Monarda / Pentax Optio E40
I have not adjusted the exposure, which was a little darker on the Pentax. Neither focused perfectly, partly due to the trouble of seeing the camera screen in bright mountain sunlight. (A through-the-lens viewfinder camera is what you really need in this situation.)

2. Long-distance landscape
View across the Wet Mountain Valley / iPhone


View across the Wet Mountain Valley / Pentax

The iPhone did a better job with the values in the clouds than the point-and-shoot Pentax did. Lightening the latter's photo to match the iPhone tended to wash out the definition in the clouds.

3. Maximum zoom
 
The town of Westcliffe from about seven miles away / iPhone



Westcliffe / Pentax, maximum optical zoom 

Westcliffe / Pentax, maximum optical zoom + digital zoom
The Pentax zooms more, but there is probably a spy satellite that could give a better street view of Westcliffe, Colo., on a sunny day. I wonder what sort of software jiggery-pokery they have.

4. Other considerations

Features: Both shoot videos. The Optio has built-in settings for close-up, landscape, portrait, action, night photography, etc.

Storage: With the right SD card, the Optio can equal the iPhone's storage capacity.

Weight: The iPhone5s is slightly heavier, about 5 grams. But it is a computer that takes photographs, whereas the Optio is only a camera.

Battery: Both suck in different ways. All cell phones run down their batteries too fast, even when asleep, unless you turn off GPS, wireless, etc. The Optio runs down its AA batteries just remembering the time and date, and when you change them, you have to reset those numbers. Figure on a set of batteries a day with active shooting, although you can use rechargeables.

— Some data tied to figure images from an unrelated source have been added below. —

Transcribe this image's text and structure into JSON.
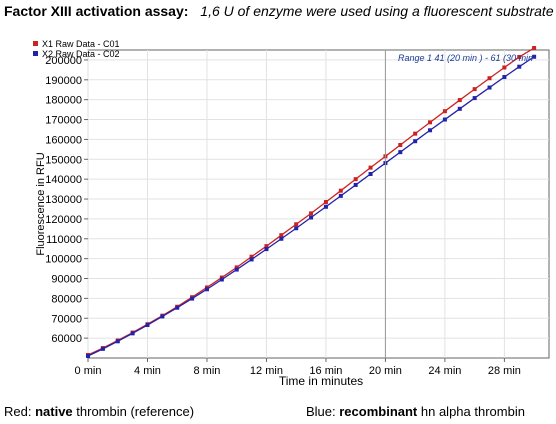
{
  "header": {
    "title": "Factor XIII activation assay:",
    "subtitle": "1,6 U of enzyme were used using a fluorescent substrate"
  },
  "footer": {
    "left": {
      "prefix": "Red: ",
      "bold": "native",
      "suffix": " thrombin (reference)"
    },
    "right": {
      "prefix": "Blue: ",
      "bold": "recombinant",
      "suffix": " hn alpha thrombin"
    }
  },
  "chart_data": {
    "type": "line",
    "title": "",
    "xlabel": "Time in minutes",
    "ylabel": "Fluorescence in RFU",
    "xlim": [
      0,
      31
    ],
    "ylim": [
      50000,
      205000
    ],
    "x_ticks": [
      0,
      4,
      8,
      12,
      16,
      20,
      24,
      28
    ],
    "x_tick_labels": [
      "0 min",
      "4 min",
      "8 min",
      "12 min",
      "16 min",
      "20 min",
      "24 min",
      "28 min"
    ],
    "y_ticks": [
      60000,
      70000,
      80000,
      90000,
      100000,
      110000,
      120000,
      130000,
      140000,
      150000,
      160000,
      170000,
      180000,
      190000,
      200000
    ],
    "y_tick_labels": [
      "60000",
      "70000",
      "80000",
      "90000",
      "100000",
      "110000",
      "120000",
      "130000",
      "140000",
      "150000",
      "160000",
      "170000",
      "180000",
      "190000",
      "200000"
    ],
    "grid": {
      "x": true,
      "y": true
    },
    "legend_position": "top-left",
    "range_annotation": {
      "text": "Range 1 41 (20 min ) - 61 (30 min",
      "x_start": 20
    },
    "series": [
      {
        "name": "X1 Raw Data - C01",
        "color": "#cc2222",
        "x": [
          0,
          1,
          2,
          3,
          4,
          5,
          6,
          7,
          8,
          9,
          10,
          11,
          12,
          13,
          14,
          15,
          16,
          17,
          18,
          19,
          20,
          21,
          22,
          23,
          24,
          25,
          26,
          27,
          28,
          29,
          30
        ],
        "y": [
          51500,
          55000,
          58800,
          62800,
          67000,
          71300,
          75800,
          80600,
          85500,
          90500,
          95600,
          101000,
          106300,
          111800,
          117300,
          122800,
          128500,
          134200,
          140000,
          145800,
          151500,
          157200,
          162900,
          168600,
          174200,
          179800,
          185300,
          190800,
          196200,
          201500,
          206000
        ]
      },
      {
        "name": "X2 Raw Data - C02",
        "color": "#2222aa",
        "x": [
          0,
          1,
          2,
          3,
          4,
          5,
          6,
          7,
          8,
          9,
          10,
          11,
          12,
          13,
          14,
          15,
          16,
          17,
          18,
          19,
          20,
          21,
          22,
          23,
          24,
          25,
          26,
          27,
          28,
          29,
          30
        ],
        "y": [
          51000,
          54600,
          58400,
          62400,
          66600,
          70900,
          75300,
          79900,
          84600,
          89500,
          94500,
          99600,
          104800,
          110000,
          115300,
          120700,
          126100,
          131600,
          137100,
          142600,
          148100,
          153600,
          159100,
          164600,
          170000,
          175400,
          180800,
          186100,
          191400,
          196600,
          201600
        ]
      }
    ]
  }
}
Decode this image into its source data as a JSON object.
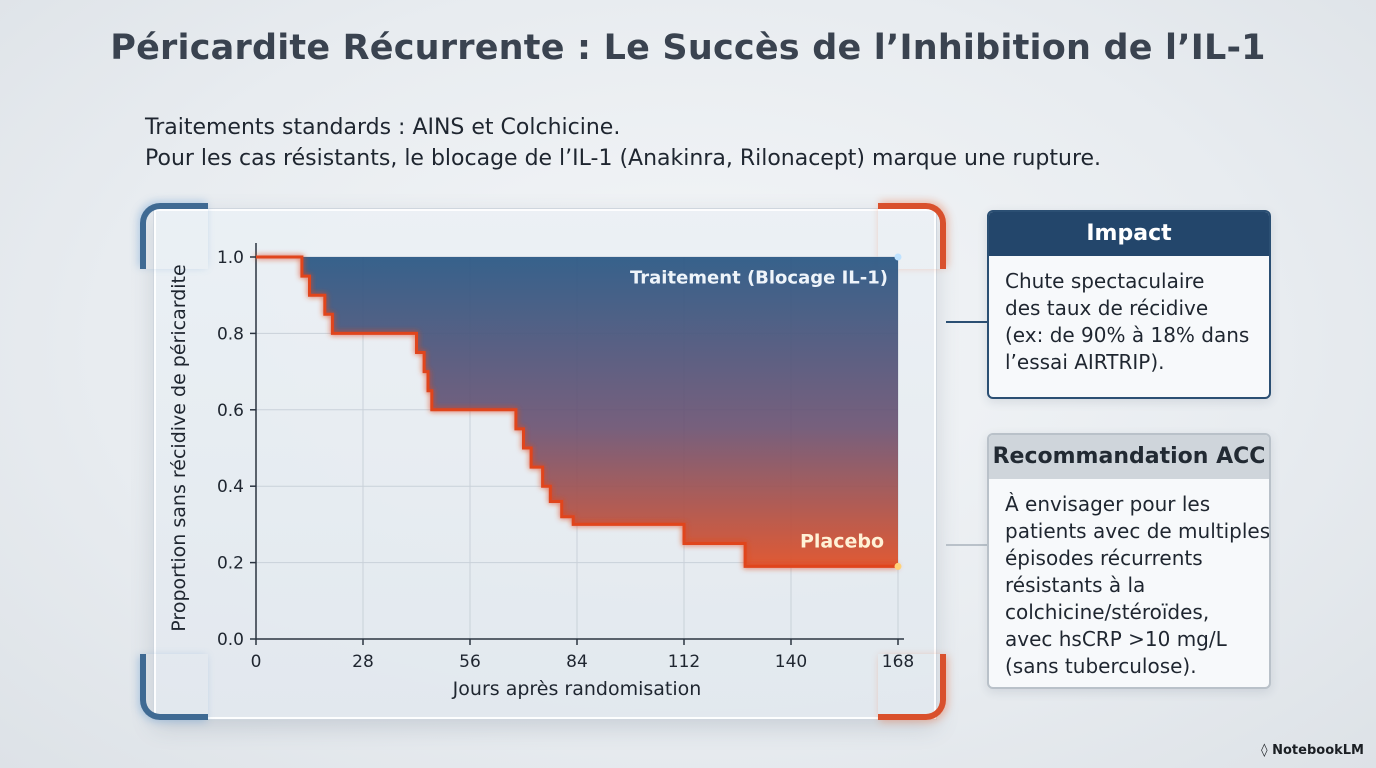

Durability: I keep my iPhone in an OtterBox case, and so far I have not broken it. The Optio is susceptible to dust because of its zoom lens, so normally it rides in a tactical case, which is a plastic sandwich bag. If I dropped it off a cliff or it fell out of the boat, I would not feel so bad, which is a plus.

5. Conclusion

Smartphones are killing the low-end point-and-shoot compact camera market. The Optio and its competitors offer built-in shooting modes, which I like, but smartphone owners can add apps to improve their features. (I like Solocator, which adds altitude, compass bearing, and latitude and longitude to photos.)

My conclusion: I will probably keep using the Optio until it breaks, but I doubt if I will replace it, except possibly with a cheap used one. I will keep my digital SLR for the "serious" photography.